The Collaborators with the Japanese?

It is the victors that write the histories that we read, much of it doctored by those who write it, sometimes knowingly and sometimes not. The way the Japanese write about Korea is quite different from Korean understanding of itself.

During the years 1910 to 1945 of the Japanese occupation 4,389 Koreans, are listed as collaborators in a new Encyclopedia that was printed. In the words of the publishers: " they inflicted physical, material and mental damage on Koreans."

In the list were 7 Catholics, one bishop, 4 priests and 2 layman. The bishop was the first bishop of Seoul, (Paul) Ro Ki-nam , (John) Chang Myon was prime minister from 1960-1961 a Catholic lay leader. The publishers mentioned that a major consideration of listing the collaborators was how much they actively, voluntarily and consistently cooperated with Japan.

Working in the country I remember hearing about members of the parish who worked as policemen under the Japanese. They were often leaders in the community but there was always some one to tell me of their past. It is important that we look for the truth and make this known. Autopsies are unpleasant but at times necessary, but as with all things it is the prejudice of the truth tellers that often colors what is said and often the reason for dismisal of what is 'uncovered'.

It is important for a country to be honest about its past but it is human nature to hide what is embarrassing to the country and speak loud and clear about what is its glory. This is true of all groups be they family , church, societies or countries.

In parish work I can remember stories of those who sympathized with North Korea and how many of them suffered at the hands of those in the South. Communism was the devil and this was so much part of the thinking that many atrocities were committed in the name of anti- Communism. This was after the defeat of the Japanese and the division of the country into North and South.

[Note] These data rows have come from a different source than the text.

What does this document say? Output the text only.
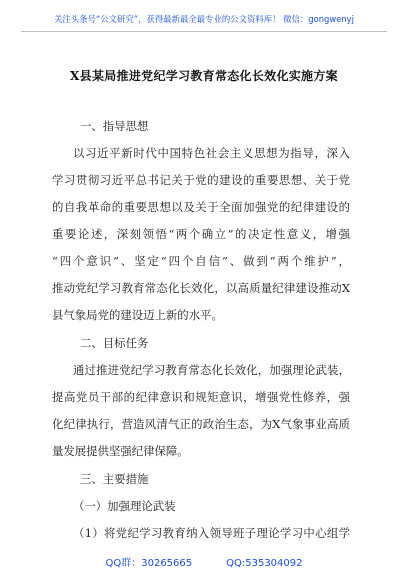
关注头条号“公文研究”，获得最新最全最专业的公文资料库！ 微信：gongwenyj
X县某局推进党纪学习教育常态化长效化实施方案
一、指导思想
以习近平新时代中国特色社会主义思想为指导，深入
学习贯彻习近平总书记关于党的建设的重要思想、关于党
的自我革命的重要思想以及关于全面加强党的纪律建设的
重要论述，深刻领悟“两个确立”的决定性意义，增强
“四个意识”、坚定“四个自信”、做到“两个维护”，
推动党纪学习教育常态化长效化，以高质量纪律建设推动X
县气象局党的建设迈上新的水平。
二、目标任务
通过推进党纪学习教育常态化长效化，加强理论武装，
提高党员干部的纪律意识和规矩意识，增强党性修养，强
化纪律执行，营造风清气正的政治生态，为X气象事业高质
量发展提供坚强纪律保障。
三、主要措施
（一）加强理论武装
（1）将党纪学习教育纳入领导班子理论学习中心组学
QQ群：30265665	QQ:535304092
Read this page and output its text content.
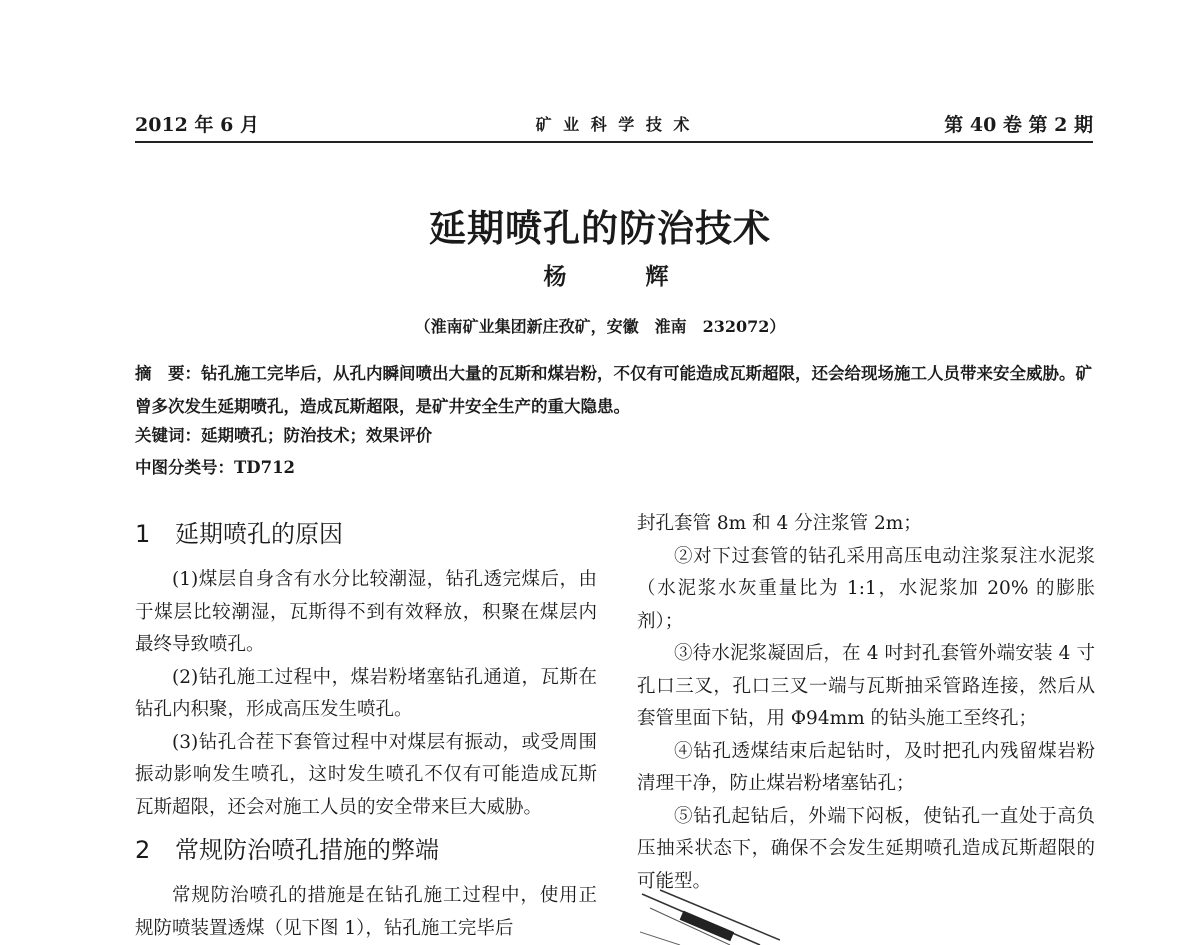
2012 年 6 月	矿 业 科 学 技 术	第 40 卷 第 2 期
延期喷孔的防治技术
杨　辉
（淮南矿业集团新庄孜矿，安徽　淮南　232072）
摘　要：钻孔施工完毕后，从孔内瞬间喷出大量的瓦斯和煤岩粉，不仅有可能造成瓦斯超限，还会给现场施工人员带来安全威胁。矿曾多次发生延期喷孔，造成瓦斯超限，是矿井安全生产的重大隐患。
关键词：延期喷孔；防治技术；效果评价
中图分类号：TD712
1 延期喷孔的原因

(1)煤层自身含有水分比较潮湿，钻孔透完煤后，由于煤层比较潮湿，瓦斯得不到有效释放，积聚在煤层内最终导致喷孔。

(2)钻孔施工过程中，煤岩粉堵塞钻孔通道，瓦斯在钻孔内积聚，形成高压发生喷孔。

(3)钻孔合茬下套管过程中对煤层有振动，或受周围振动影响发生喷孔，这时发生喷孔不仅有可能造成瓦斯瓦斯超限，还会对施工人员的安全带来巨大威胁。

2 常规防治喷孔措施的弊端

常规防治喷孔的措施是在钻孔施工过程中，使用正规防喷装置透煤（见下图 1），钻孔施工完毕后

封孔套管 8m 和 4 分注浆管 2m；

②对下过套管的钻孔采用高压电动注浆泵注水泥浆（水泥浆水灰重量比为 1:1，水泥浆加 20% 的膨胀剂）；

③待水泥浆凝固后，在 4 吋封孔套管外端安装 4 寸孔口三叉，孔口三叉一端与瓦斯抽采管路连接，然后从套管里面下钻，用 Φ94mm 的钻头施工至终孔；

④钻孔透煤结束后起钻时，及时把孔内残留煤岩粉清理干净，防止煤岩粉堵塞钻孔；

⑤钻孔起钻后，外端下闷板，使钻孔一直处于高负压抽采状态下，确保不会发生延期喷孔造成瓦斯超限的可能型。
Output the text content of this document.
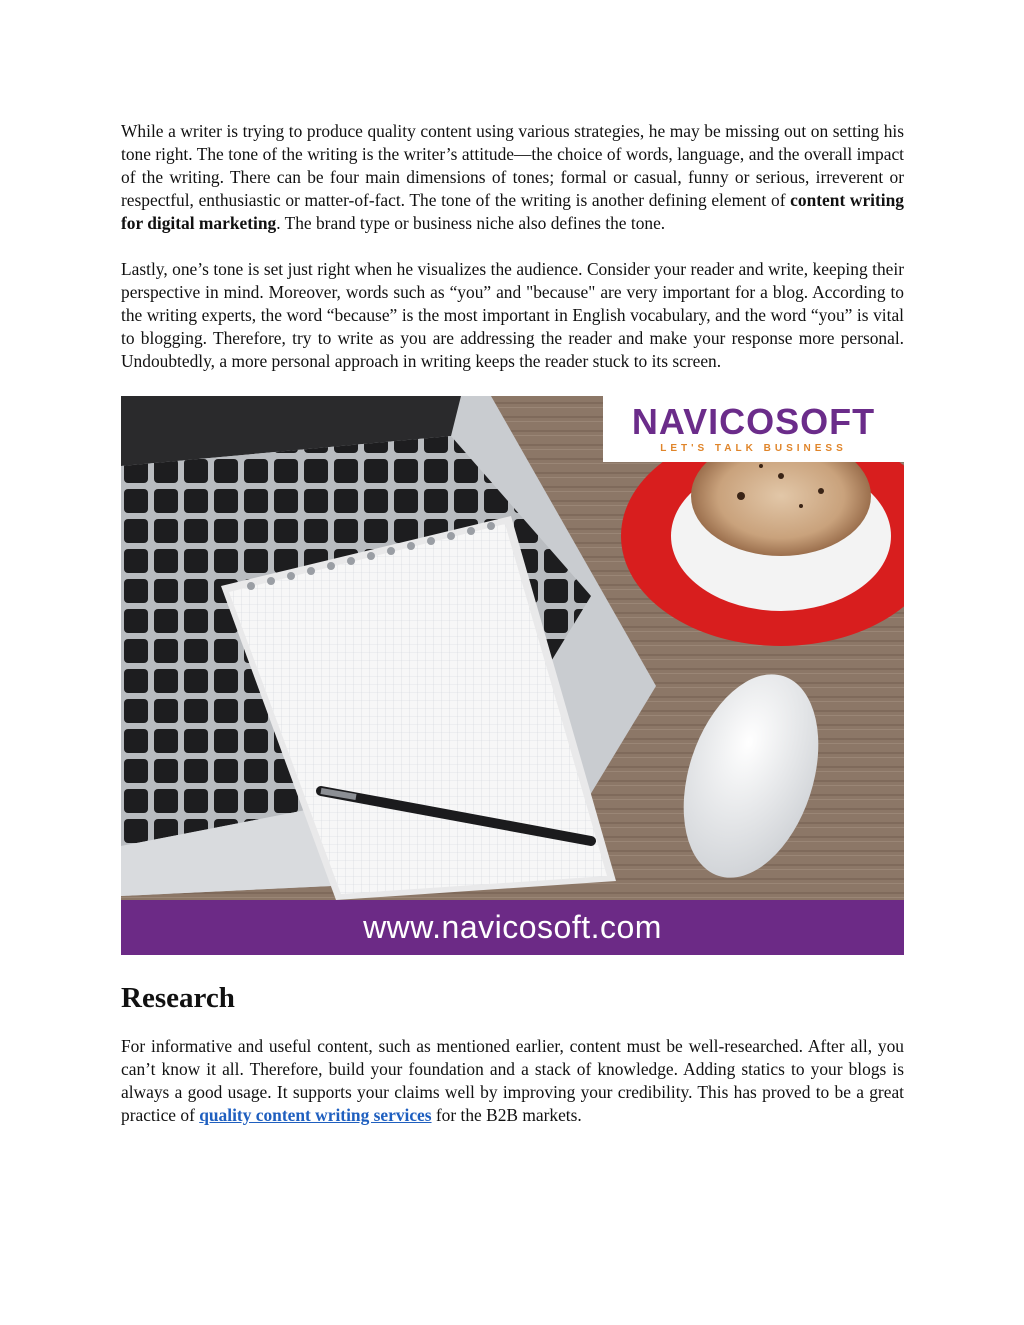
While a writer is trying to produce quality content using various strategies, he may be missing out on setting his tone right. The tone of the writing is the writer’s attitude—the choice of words, language, and the overall impact of the writing. There can be four main dimensions of tones; formal or casual, funny or serious, irreverent or respectful, enthusiastic or matter-of-fact. The tone of the writing is another defining element of content writing for digital marketing. The brand type or business niche also defines the tone.

Lastly, one’s tone is set just right when he visualizes the audience. Consider your reader and write, keeping their perspective in mind. Moreover, words such as “you” and "because" are very important for a blog. According to the writing experts, the word “because” is the most important in English vocabulary, and the word “you” is vital to blogging. Therefore, try to write as you are addressing the reader and make your response more personal. Undoubtedly, a more personal approach in writing keeps the reader stuck to its screen.

NAVICOSOFT
LET'S TALK BUSINESS
www.navicosoft.com
Research

For informative and useful content, such as mentioned earlier, content must be well-researched. After all, you can’t know it all. Therefore, build your foundation and a stack of knowledge. Adding statics to your blogs is always a good usage. It supports your claims well by improving your credibility. This has proved to be a great practice of quality content writing services for the B2B markets.
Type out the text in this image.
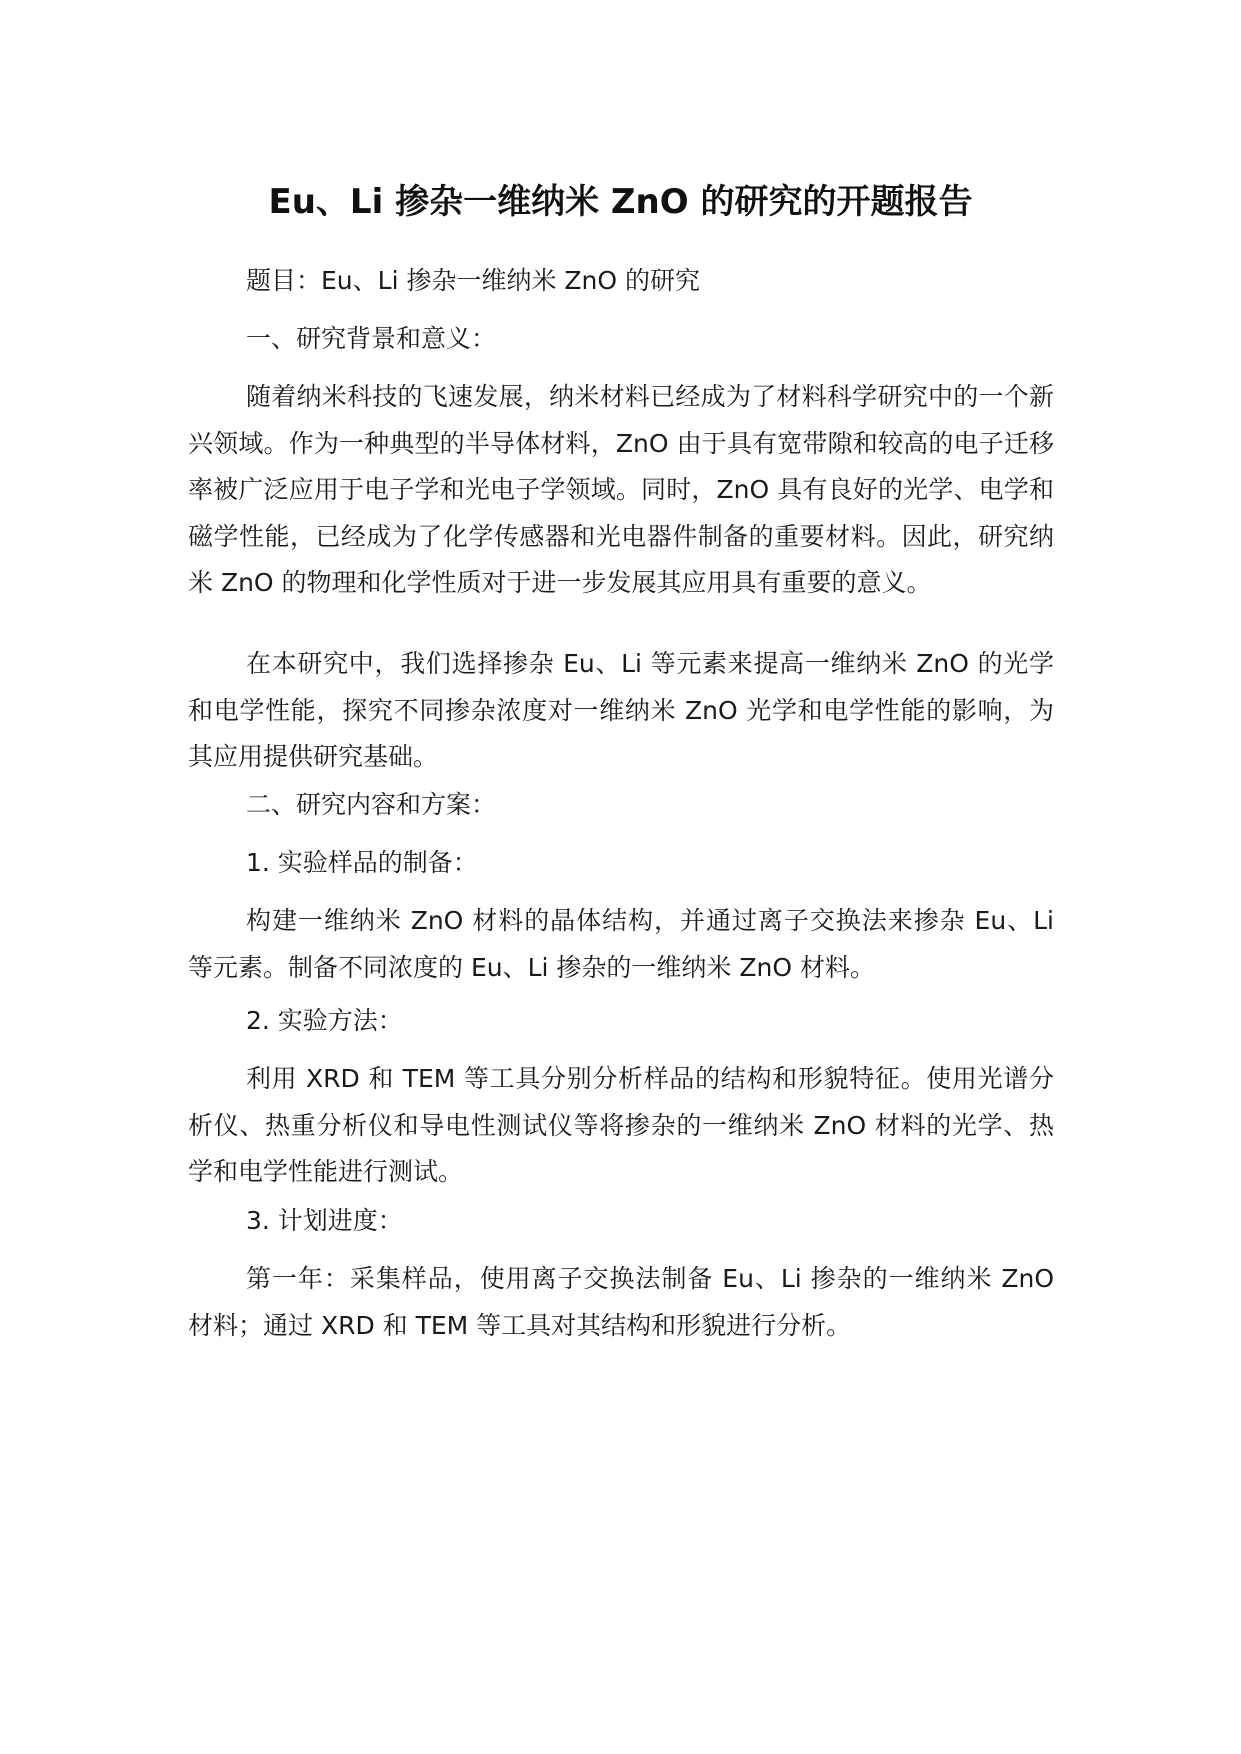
Eu、Li 掺杂一维纳米 ZnO 的研究的开题报告

题目：Eu、Li 掺杂一维纳米 ZnO 的研究

一、研究背景和意义：

随着纳米科技的飞速发展，纳米材料已经成为了材料科学研究中的一个新兴领域。作为一种典型的半导体材料，ZnO 由于具有宽带隙和较高的电子迁移率被广泛应用于电子学和光电子学领域。同时，ZnO 具有良好的光学、电学和磁学性能，已经成为了化学传感器和光电器件制备的重要材料。因此，研究纳米 ZnO 的物理和化学性质对于进一步发展其应用具有重要的意义。

在本研究中，我们选择掺杂 Eu、Li 等元素来提高一维纳米 ZnO 的光学和电学性能，探究不同掺杂浓度对一维纳米 ZnO 光学和电学性能的影响，为其应用提供研究基础。

二、研究内容和方案：

1. 实验样品的制备：

构建一维纳米 ZnO 材料的晶体结构，并通过离子交换法来掺杂 Eu、Li 等元素。制备不同浓度的 Eu、Li 掺杂的一维纳米 ZnO 材料。

2. 实验方法：

利用 XRD 和 TEM 等工具分别分析样品的结构和形貌特征。使用光谱分析仪、热重分析仪和导电性测试仪等将掺杂的一维纳米 ZnO 材料的光学、热学和电学性能进行测试。

3. 计划进度：

第一年：采集样品，使用离子交换法制备 Eu、Li 掺杂的一维纳米 ZnO 材料；通过 XRD 和 TEM 等工具对其结构和形貌进行分析。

Many of these were independence fighters against the Japanese with strong sympathy for the North.

As Catholics it is always a problem on how to balance forgiveness with truth. Knowing all the truth makes it easier to be merciful but most of the time we only know partial truth. We have been taught to forgive and when wrong doing is acknowledged, this is not difficult. Some of those who are listed in the book of collaborators can't say anything to defend themselves and how many of them would in a court of law be acquitted is anybody's guess. It is part of our Korean history and there is much more of that history that we are still not prepared to face. The time is still not ripe.